President Obama unveils his fiscal year 2011 budget today.  In a January 29, 2010, email update to “Education Stakeholders,” U.S. Secretary of Education Arne Duncan explains that reform cannot wait. “Right now, 25 percent of our students fail to graduate high school, and as many as 60 percent of college freshmen need remedial education.  Millions of jobs are unfilled for lack of qualified applicants.  The President and I know that we need to educate our way to a better economy.” They plan to achieve that goal by bankrolling “cradle-to-career education for all of America’s children.”  Trouble is, decades of government spending on and micromanagement of education hasn’t worked.

Spending on government schools has more than doubled in real, inflation-adjusted terms since 1970, but student achievement has, at best, flatlined. Duncan promises “to work smarter and more efficiently.” But we shouldn’t believe that proposed spending increases will be any different just because he says so.

Why not stop funneling elementary and secondary education funding, including funding for preschool, through bloated bureaucracies and ineffective programs, and instead direct those resources to parents directly in the form of grants-as we currently do with college Pell Grants.
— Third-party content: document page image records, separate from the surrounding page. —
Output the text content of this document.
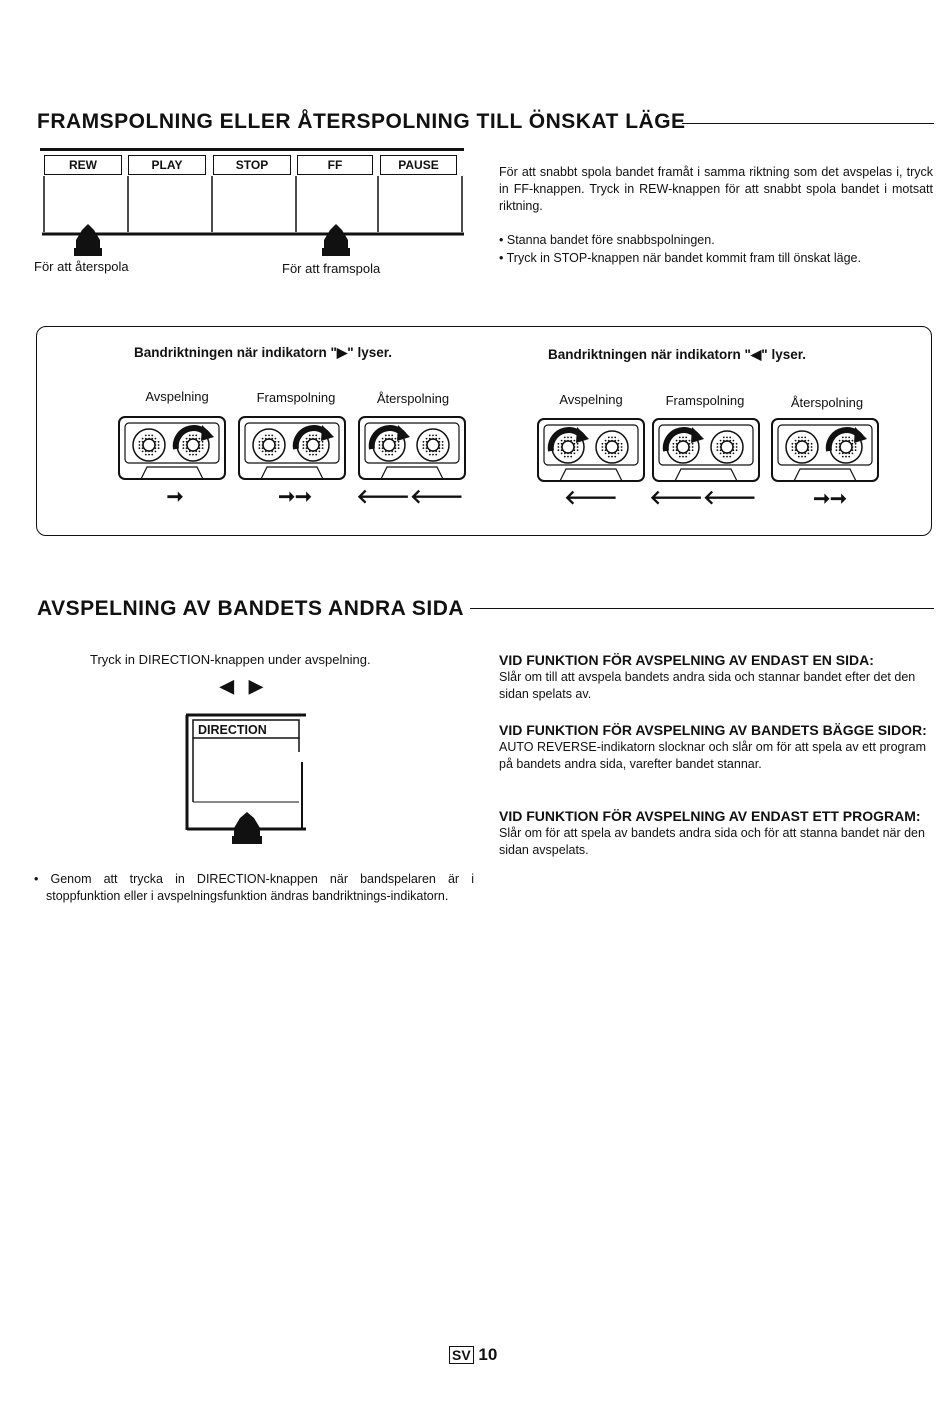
FRAMSPOLNING ELLER ÅTERSPOLNING TILL ÖNSKAT LÄGE
REW	PLAY	STOP	FF	PAUSE
För att återspola	För att framspola
För att snabbt spola bandet framåt i samma riktning som det avspelas i, tryck in FF-knappen. Tryck in REW-knappen för att snabbt spola bandet i motsatt riktning.
• Stanna bandet före snabbspolningen.
• Tryck in STOP-knappen när bandet kommit fram till önskat läge.
Bandriktningen när indikatorn "▶" lyser.	Bandriktningen när indikatorn "◀" lyser.
Avspelning	Framspolning	Återspolning	Avspelning	Framspolning	Återspolning
➞	➞➞	🡐🡐	🡐	🡐🡐	➞➞
AVSPELNING AV BANDETS ANDRA SIDA
Tryck in DIRECTION-knappen under avspelning.
◀   ▶
DIRECTION
• Genom att trycka in DIRECTION-knappen när bandspelaren är i stoppfunktion eller i avspelningsfunktion ändras bandriktnings-indikatorn.
VID FUNKTION FÖR AVSPELNING AV ENDAST EN SIDA:
Slår om till att avspela bandets andra sida och stannar bandet efter det den sidan spelats av.
VID FUNKTION FÖR AVSPELNING AV BANDETS BÄGGE SIDOR:
AUTO REVERSE-indikatorn slocknar och slår om för att spela av ett program på bandets andra sida, varefter bandet stannar.
VID FUNKTION FÖR AVSPELNING AV ENDAST ETT PROGRAM:
Slår om för att spela av bandets andra sida och för att stanna bandet när den sidan avspelats.
SV 10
Doing so would yield elementary and secondary education grants for all American school children worth more than $9,600. Here’s how.

As of the 2011-12 school year, current PK-12 spending from local, state, and federal sources, which excludes capital outlay and school debt, will total $540 billion in 2009 inflation-adjusted dollars based on 2011 estimates from Duncan’s own department.

That same year there will be approximately 56 million students enrolled in government-run public schools and private schools. That works out to average grants worth more than $9,600 per student. Those grants could be adjusted based on family income and size, and annually adjusted to keep up with cost increases.

Imagine if parents could do for their children what 18-year-olds are currently allowed to do for themselves: use public dollars to attend the schools they think are best. All schools would have powerful incentives to offer high-quality, low-cost programs to attract and retain students. As an added incentive for parents to choose wisely, let them deposit any remaining funds in tax-exempt education savings accounts (ESAs), which they could use to save for college or pay for additional education services such as tutoring for their children.

Such a plan, however, would put parents in charge of education rather than politicians and special interests. Based on this administration’s track record, relinquishing power is the last thing on the agenda-no matter how great the benefits to students, the economy, or taxpayers’ wallets.